In March, Merced Irrigation District (Merced ID) filed a petition with the CA State Water Board (Board) for a temporary change to transfer up to 45,000 acre-feet of water to out-of-district water agencies[1].  Merced ID plans to sell its water even though the San Joaquin Index shows us in a Critically Dry Year for 2020.  CSPA filed protest comments with the Board against approval of the sale.  CSPA argues that this water sale will not best serve the public interest, is contrary to law and will have adverse environmental impacts. Merced Irrigation District seeks to sell water in the Critically Dry 2020 water year to make up for budget shortfalls.  As revenues from the sales of electricity continue to fall, revenues from irrigation water sales are inadequate to cover costs, including an ever-increasing pension liability.

The Board of Directors of the Merced Irrigation District was well aware of the likelihood of very low inflows to its reservoirs, as documented in Board Meeting Minutes from several meetings in early 2020.   In addition, Merced ID’s approved fiscal 2021 budget states that Lake McClure is anticipated to be at minimum pool level at the conclusion of the 2020 irrigation season.

By petitioning for a water transfer to out-of-district buyers, Merced ID is gambling that next year’s precipitation will backfill storage in Lake McClure. The proposed transfer will deplete carryover storage to the greatest allowed degree.  We already have seen what happens to Merced ID in this circumstance.

In 2012-2014, Merced gambled that precipitation in a following year would backstop depletion of its stored water.  Following decisions on how much water to deplete from storage in 2012 and 2013, Merced ID was left with almost no water to deliver in 2014; Merced ID applied for a variance to its instream flow requirements and carryover storage minimum in Lake McClure, and had to rescue the remaining O. mykiss (rainbow trout/steelhead) in the lower Merced River as water temperatures reached lethal conditions there.

In addition to its water storage challenges, Merced Irrigation District overlies a critically over drafted groundwater basin.  In a 2017 letter to the State Water Board opposing the update of the Bay-Delta Water Quality Control Plan, Merced ID argued that increasing flows in the lower Merced River would worsen the conditions of the groundwater basin.  The proposed transfer will take water out of a critically over drafted groundwater basin in a Critically Dry year—another risky decision.

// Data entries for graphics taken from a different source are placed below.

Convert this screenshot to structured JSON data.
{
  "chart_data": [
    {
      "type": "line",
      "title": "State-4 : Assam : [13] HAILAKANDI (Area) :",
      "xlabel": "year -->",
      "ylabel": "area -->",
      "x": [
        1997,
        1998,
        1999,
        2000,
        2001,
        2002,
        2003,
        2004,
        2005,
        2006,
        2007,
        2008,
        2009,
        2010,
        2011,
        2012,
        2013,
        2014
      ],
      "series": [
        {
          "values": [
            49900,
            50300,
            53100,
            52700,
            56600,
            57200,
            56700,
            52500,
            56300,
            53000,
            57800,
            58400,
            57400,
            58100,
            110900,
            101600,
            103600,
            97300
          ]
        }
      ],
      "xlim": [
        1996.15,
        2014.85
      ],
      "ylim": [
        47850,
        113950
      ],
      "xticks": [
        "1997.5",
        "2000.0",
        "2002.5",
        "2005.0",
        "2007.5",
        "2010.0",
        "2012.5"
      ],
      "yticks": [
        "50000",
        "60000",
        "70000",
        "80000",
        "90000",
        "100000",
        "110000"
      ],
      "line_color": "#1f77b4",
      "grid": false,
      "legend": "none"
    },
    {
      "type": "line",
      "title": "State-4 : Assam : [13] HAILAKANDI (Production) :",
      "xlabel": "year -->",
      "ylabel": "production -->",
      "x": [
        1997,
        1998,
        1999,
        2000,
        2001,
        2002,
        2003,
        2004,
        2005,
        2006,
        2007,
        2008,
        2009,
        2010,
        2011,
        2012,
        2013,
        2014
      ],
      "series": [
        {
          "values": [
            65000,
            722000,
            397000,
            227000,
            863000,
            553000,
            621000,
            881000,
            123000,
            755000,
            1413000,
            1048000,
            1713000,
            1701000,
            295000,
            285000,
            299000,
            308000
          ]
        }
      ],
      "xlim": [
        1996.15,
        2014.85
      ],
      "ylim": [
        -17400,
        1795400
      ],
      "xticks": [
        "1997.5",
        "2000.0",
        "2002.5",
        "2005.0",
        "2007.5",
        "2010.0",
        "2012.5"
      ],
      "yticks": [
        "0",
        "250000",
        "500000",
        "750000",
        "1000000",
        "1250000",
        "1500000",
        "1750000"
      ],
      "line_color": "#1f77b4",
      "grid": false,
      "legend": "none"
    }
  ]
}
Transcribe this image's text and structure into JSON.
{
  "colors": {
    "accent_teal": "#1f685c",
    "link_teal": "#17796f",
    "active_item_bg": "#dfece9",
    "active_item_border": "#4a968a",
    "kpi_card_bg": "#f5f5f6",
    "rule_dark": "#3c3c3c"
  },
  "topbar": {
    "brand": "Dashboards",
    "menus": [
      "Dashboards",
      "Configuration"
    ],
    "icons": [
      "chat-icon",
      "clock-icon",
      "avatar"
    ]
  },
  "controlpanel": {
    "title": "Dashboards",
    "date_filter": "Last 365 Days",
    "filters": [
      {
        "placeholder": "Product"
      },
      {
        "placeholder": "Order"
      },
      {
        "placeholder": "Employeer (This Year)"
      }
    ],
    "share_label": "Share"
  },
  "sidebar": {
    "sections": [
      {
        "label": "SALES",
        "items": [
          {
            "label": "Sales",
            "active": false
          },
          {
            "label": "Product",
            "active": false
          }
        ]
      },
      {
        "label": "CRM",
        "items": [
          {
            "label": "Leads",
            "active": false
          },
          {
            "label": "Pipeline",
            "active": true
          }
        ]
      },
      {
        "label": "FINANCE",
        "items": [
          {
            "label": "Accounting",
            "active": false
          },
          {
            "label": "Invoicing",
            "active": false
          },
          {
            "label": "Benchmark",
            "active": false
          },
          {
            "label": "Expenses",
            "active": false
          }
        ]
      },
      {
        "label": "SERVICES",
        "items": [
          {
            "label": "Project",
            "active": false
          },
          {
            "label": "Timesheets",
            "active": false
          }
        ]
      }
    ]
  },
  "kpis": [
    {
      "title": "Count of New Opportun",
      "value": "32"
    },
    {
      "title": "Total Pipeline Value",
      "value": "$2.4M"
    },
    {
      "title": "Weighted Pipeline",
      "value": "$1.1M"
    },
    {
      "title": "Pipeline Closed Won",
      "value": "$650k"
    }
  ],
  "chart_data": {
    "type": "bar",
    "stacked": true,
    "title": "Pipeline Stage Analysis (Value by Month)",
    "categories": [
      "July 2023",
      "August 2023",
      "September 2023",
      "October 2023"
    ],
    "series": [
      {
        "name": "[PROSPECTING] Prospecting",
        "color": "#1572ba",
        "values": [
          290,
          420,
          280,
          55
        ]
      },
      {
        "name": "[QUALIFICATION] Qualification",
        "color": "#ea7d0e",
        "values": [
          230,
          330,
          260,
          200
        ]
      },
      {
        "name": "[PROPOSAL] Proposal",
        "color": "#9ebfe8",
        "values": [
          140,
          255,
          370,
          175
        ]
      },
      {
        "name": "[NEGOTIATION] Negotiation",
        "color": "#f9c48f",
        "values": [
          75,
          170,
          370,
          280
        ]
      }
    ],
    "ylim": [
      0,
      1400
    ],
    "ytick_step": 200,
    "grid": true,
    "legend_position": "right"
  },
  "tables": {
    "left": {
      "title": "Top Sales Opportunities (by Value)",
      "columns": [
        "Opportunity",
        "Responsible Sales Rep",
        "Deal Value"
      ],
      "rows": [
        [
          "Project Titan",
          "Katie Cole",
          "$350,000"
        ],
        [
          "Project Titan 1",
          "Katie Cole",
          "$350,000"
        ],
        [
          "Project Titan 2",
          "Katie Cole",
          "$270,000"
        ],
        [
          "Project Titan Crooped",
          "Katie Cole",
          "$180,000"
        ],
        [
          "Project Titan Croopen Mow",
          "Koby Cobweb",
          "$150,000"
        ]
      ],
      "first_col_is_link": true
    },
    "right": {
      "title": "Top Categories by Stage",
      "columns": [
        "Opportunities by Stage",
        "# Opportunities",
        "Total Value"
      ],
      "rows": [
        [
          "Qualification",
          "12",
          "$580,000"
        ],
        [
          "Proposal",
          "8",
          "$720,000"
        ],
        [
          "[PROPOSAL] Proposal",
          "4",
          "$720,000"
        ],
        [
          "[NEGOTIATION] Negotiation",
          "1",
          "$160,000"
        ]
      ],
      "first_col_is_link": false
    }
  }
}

If water year 2021 is a Dry or Critically year, Merced ID will likely not have sufficient water to meet its instream flow needs or to maintain water temperatures in Lake McClure sufficient to keep fish in the lower Merced River in good condition downstream of Crocker-Huffman Dam. We’ll likely see another emergency fish rescue then.

Merced ID has got to stop relying on out of district water sales to balance its finances.  The reliance on regulatory variances and waivers during dry year sequences as an accepted business practice is contrary to the public interest and is detrimental to the environment.

For the full comment letter click here http://calsport.org/news/wp-content/uploads/CSPA-Protest-Merced-ID-Transfer-Final-043020.pdf

[1] MID proposes to transfer the water from July 2020 through September 2020 to the following agencies: Santa Clara Valley Water District, Belridge Water Storage District, Berrenda Mesa Water District, Dudley Ridge Water District, Lost Hills Water District, and Wheeler Ridge-Maricopa Water Storage District.